By adding some text in Braille, or recorded sound effects and verbal comments, these books become inclusive, fully-fledged teaching tools, suitable for the sighted and visually impaired alike.
Tactile books are easy and economical to produce and you can even make them yourself at home.
If anything, what is more complicated is to gain a knowledge of the expressive, tactile, sensory qualities of the material so as to be able to make the image, or the story that you want to depict, intelligible to the touch.
By comparison with the other modes discussed, the great advantage of the tactile book lies in the considerable imaginative and evocative power of the various materials when skilfully arranged among themselves.
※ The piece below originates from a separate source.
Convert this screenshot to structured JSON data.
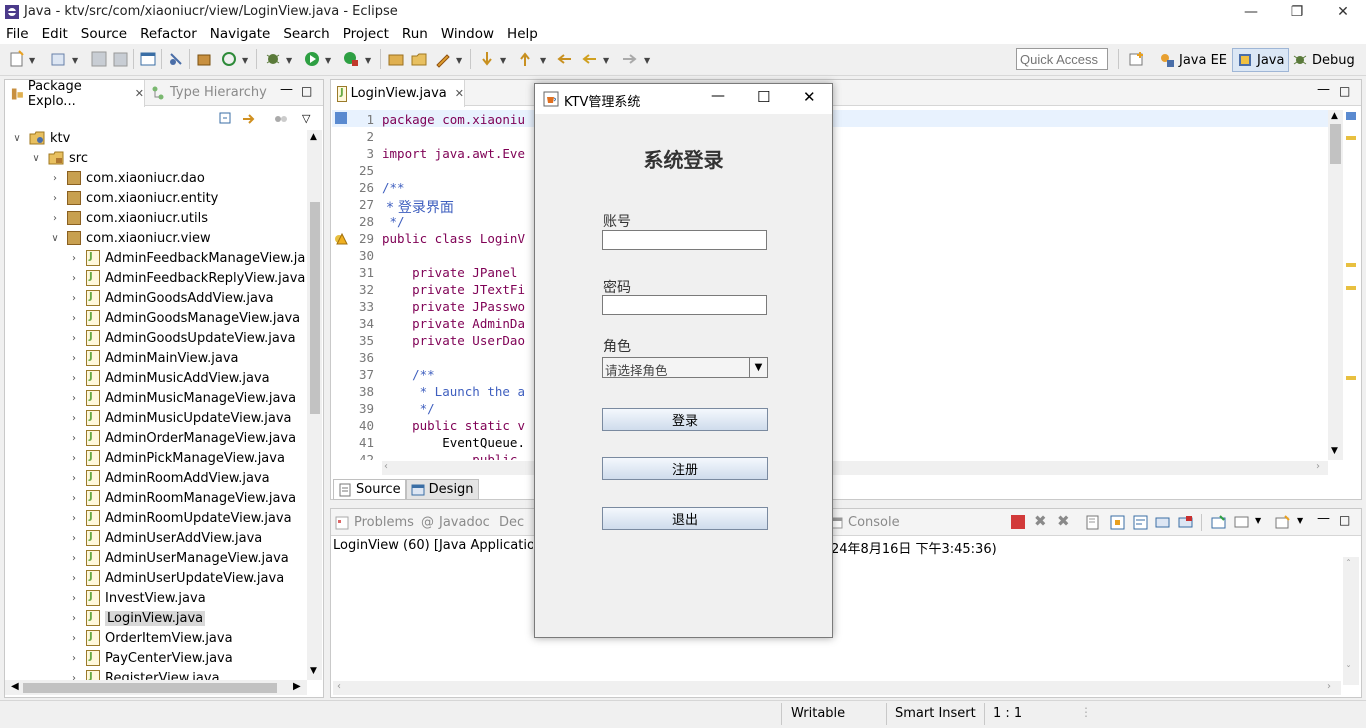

It’s that which stimulates the imagination, the tactile, visual, auditory senses of the user.
The various materials can have the tactile, visual, and also auditory characteristics of the materials which compose the object represented in the book, or at least evoke it to some degree.
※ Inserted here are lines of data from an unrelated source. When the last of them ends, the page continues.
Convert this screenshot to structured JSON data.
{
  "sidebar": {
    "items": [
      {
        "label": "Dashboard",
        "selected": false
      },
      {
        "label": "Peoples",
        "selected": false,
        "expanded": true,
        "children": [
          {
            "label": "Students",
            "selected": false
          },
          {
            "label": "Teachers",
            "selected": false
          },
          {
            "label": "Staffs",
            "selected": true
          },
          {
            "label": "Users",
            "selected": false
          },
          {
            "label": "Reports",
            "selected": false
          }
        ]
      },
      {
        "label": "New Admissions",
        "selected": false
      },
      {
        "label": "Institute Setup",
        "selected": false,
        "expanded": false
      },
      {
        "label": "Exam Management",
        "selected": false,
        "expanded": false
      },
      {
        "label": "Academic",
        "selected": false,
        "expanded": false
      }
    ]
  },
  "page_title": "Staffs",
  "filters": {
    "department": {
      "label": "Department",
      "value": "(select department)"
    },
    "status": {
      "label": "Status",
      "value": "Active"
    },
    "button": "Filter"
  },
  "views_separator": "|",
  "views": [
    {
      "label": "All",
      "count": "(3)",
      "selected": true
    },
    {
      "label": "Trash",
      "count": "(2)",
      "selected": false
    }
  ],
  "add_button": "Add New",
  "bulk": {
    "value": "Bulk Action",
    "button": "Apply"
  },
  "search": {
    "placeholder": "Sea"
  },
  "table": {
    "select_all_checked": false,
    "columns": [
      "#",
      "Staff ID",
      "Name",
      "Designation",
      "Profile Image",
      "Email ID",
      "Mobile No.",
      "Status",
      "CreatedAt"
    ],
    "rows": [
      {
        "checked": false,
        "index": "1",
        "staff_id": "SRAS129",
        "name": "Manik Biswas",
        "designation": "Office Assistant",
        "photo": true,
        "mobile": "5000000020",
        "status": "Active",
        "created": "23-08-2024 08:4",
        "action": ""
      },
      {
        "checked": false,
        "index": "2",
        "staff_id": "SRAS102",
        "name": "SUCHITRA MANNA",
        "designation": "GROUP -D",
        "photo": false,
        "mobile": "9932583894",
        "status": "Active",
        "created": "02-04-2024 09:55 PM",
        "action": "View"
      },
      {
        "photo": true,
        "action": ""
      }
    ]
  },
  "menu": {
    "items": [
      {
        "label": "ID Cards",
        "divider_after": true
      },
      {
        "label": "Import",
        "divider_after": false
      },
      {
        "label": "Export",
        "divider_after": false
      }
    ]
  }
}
For example, if you want to depict the sea, you can use sheets of aluminium foil, preferably slightly undulating and crumpled, so that by touching and moving them you experience sensations akin to the real: sea water that is cold, smooth and makes the same characteristic sound when gently moved.
Or clouds, for example: their soft, white appearance (though in reality impalpable) can be suggested by using very airy cotton…or the earth, using sand mixed with sawdust, attached to a support, reproduces the same warmth and texture.
Collage is an inclusive mode, an activity which promotes equal opportunities by enabling the visually impaired pupil to take part alongside those with no sensory deficit.
In fact, having developed a heightened tactile awareness, the visually impaired pupil could even take a leading role in helping the “able-bodied” pupils make the tactile illustrations.
The expressive, didactic mode of multi-material collage is a very useful activity for all categories of users, enabling them (especially the younger ones) to develop an aptitude for creative manual work, improving their psychomotor coordination which, alas, is increasingly neglected in today’s youngsters.